The Lady in Black Memories
Dale Wilkerson May 2010
Darlington Raceway has been the site of some of the most historic races in NASCAR history. From the first race, when crews scavenged the parking lots looking for tires to last year’s race with Mark Martin holding off a field of hard chargers, this track has seen it all.
For those of us who have attended races at Darlington, we have a few favorite memories as well. My first trip to a race at Darlington was in 1987. Hey I had to get out of school and get a job before I could go racing.
That first race in 1987 was a classic. Dale Earnhardt had the fastest car, but Bill Elliott was hanging close. Earnhardt pitted late, and was charging back to the lead when he pounded the wall in turn two. Elliott had a huge lead but his gas tank was almost on fumes. On the last lap, his Ford sputtered coming off turn two, and then ran out of fuel in turns three and four. Earnhardt made up the distance to snag the victory. Earlier in that race, the grandstand fell silent as smoke and flames erupted from Davey Allison’s car. Allison was tagged by Buddy Baker and sent into the outside wall. Several other cars were swept into the accident including Davey’s dad, Bobby Allison. From our seats, when the cars stopped sliding all we could see was smoke, flames, and Bobby Allison running toward the smoke. When Davey Allison spoke on the track p-a system and said, “Tell Momma that daddy and me are okay,” some of the loudest cheers I have ever heard at a race went up from the crowd.
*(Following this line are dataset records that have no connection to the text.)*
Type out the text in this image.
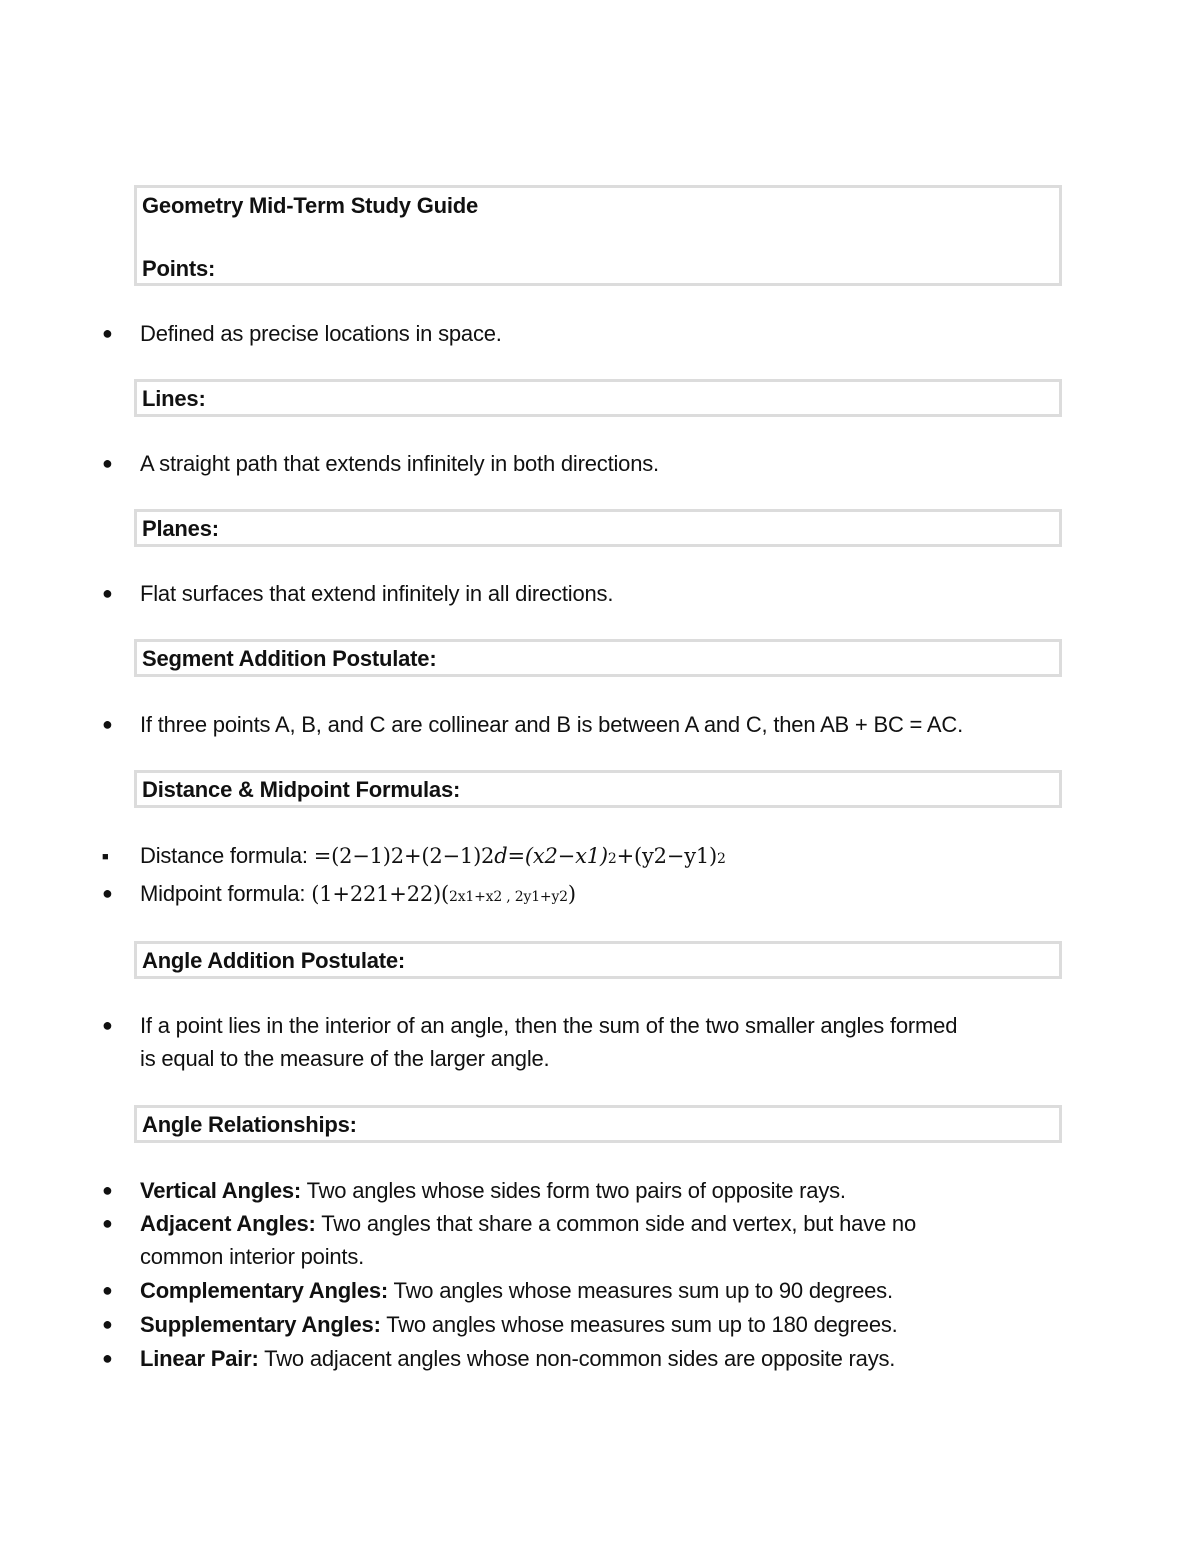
Geometry Mid-Term Study Guide
Points:
●	Defined as precise locations in space.
Lines:
●	A straight path that extends infinitely in both directions.
Planes:
●	Flat surfaces that extend infinitely in all directions.
Segment Addition Postulate:
●	If three points A, B, and C are collinear and B is between A and C, then AB + BC = AC.
Distance & Midpoint Formulas:
■	Distance formula: =(2−1)2+(2−1)2d=(x2−x1)2+(y2−y1)2
●	Midpoint formula: (1+221+22)(2x1+x2 , 2y1+y2)
Angle Addition Postulate:
●	If a point lies in the interior of an angle, then the sum of the two smaller angles formed
is equal to the measure of the larger angle.
Angle Relationships:
●	Vertical Angles: Two angles whose sides form two pairs of opposite rays.
●	Adjacent Angles: Two angles that share a common side and vertex, but have no
common interior points.
●	Complementary Angles: Two angles whose measures sum up to 90 degrees.
●	Supplementary Angles: Two angles whose measures sum up to 180 degrees.
●	Linear Pair: Two adjacent angles whose non-common sides are opposite rays.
The 1987 Southern 500 was another great one. Buddy Baker and Davey Allison looked to have the field covered to only have The Lady in Black reach out and remind them she was in charge. The race was slowed by rain several times and a late restart found Dale Earnhardt leading Rusty Wallace and Richard Petty.
Petty drove past Wallace and began to work on Earnhardt. The low groove was till damp, but Petty made his move coming off turn two. Back before Hurricane Hugo damaged the track, the back-stretch (which is now the front-stretch) had a row of upper and lower box seats that towered above the track. As Petty went for the top spot, the fans on the backstretch looked as if they were doing the wave as the cars sped down toward turn three. Petty drove in deep, slid up the track, dropped the hammer and pulled to a five-car length lead. The cheers from the crowd were louder than Death Valley after the Tigers just took the lead of South Carolina. Rain drops started falling and the folks sitting around us began to chant ‘Throw the flag’ hoping to see The King add to his legend. Earnhardt made a bold move and re-took the lead just before the bottom fell out.
In 1995, Larry Pearson picked up his only Nationwide Series win at Darlington. Pearson had Mark Martin and Jeff Burton in Rosch Fords to contend with along with Randy LaJoie in his Chevy. Pearson was smooth all day and he and his Mack Martin – Stanley Tools Chevrolet held off the best teams in the series to score the win.
In 1988, on his way to the championship, Bill Elliott had to fend off Rusty Wallace while hoping the skies did not open up before the end of the race. A massive storm was brewing off turns one and two. This was before the lights were installed at the track, and due to the cloud cover, the drivers and the fans could have used them. Wallace looked high and low but could not get by Elliott.
During a Camping World truck race a few years ago, drivers Robert Pressley and Ted Musgrave went high and low while working lapped traffic and battling for the lead. Both drivers wanted the win and neither driver was going to let lapped traffic stand in their way. As the duo hit turn three a lapped truck was right in the middle of the racing grove. Musgrave went to the wall while Pressley dove low. None thought they would make it off the corner, but when the move worked, the crowd went nuts.
These are just a few of my favorites. Darlington provides the best racing all year. Drivers can’t just race the competition but they must race the track. NASCAR has three races at Darlington this year, and we should all plan to attend at least one of them, because we will get your monies worth any trip to the Track to tough to Tame.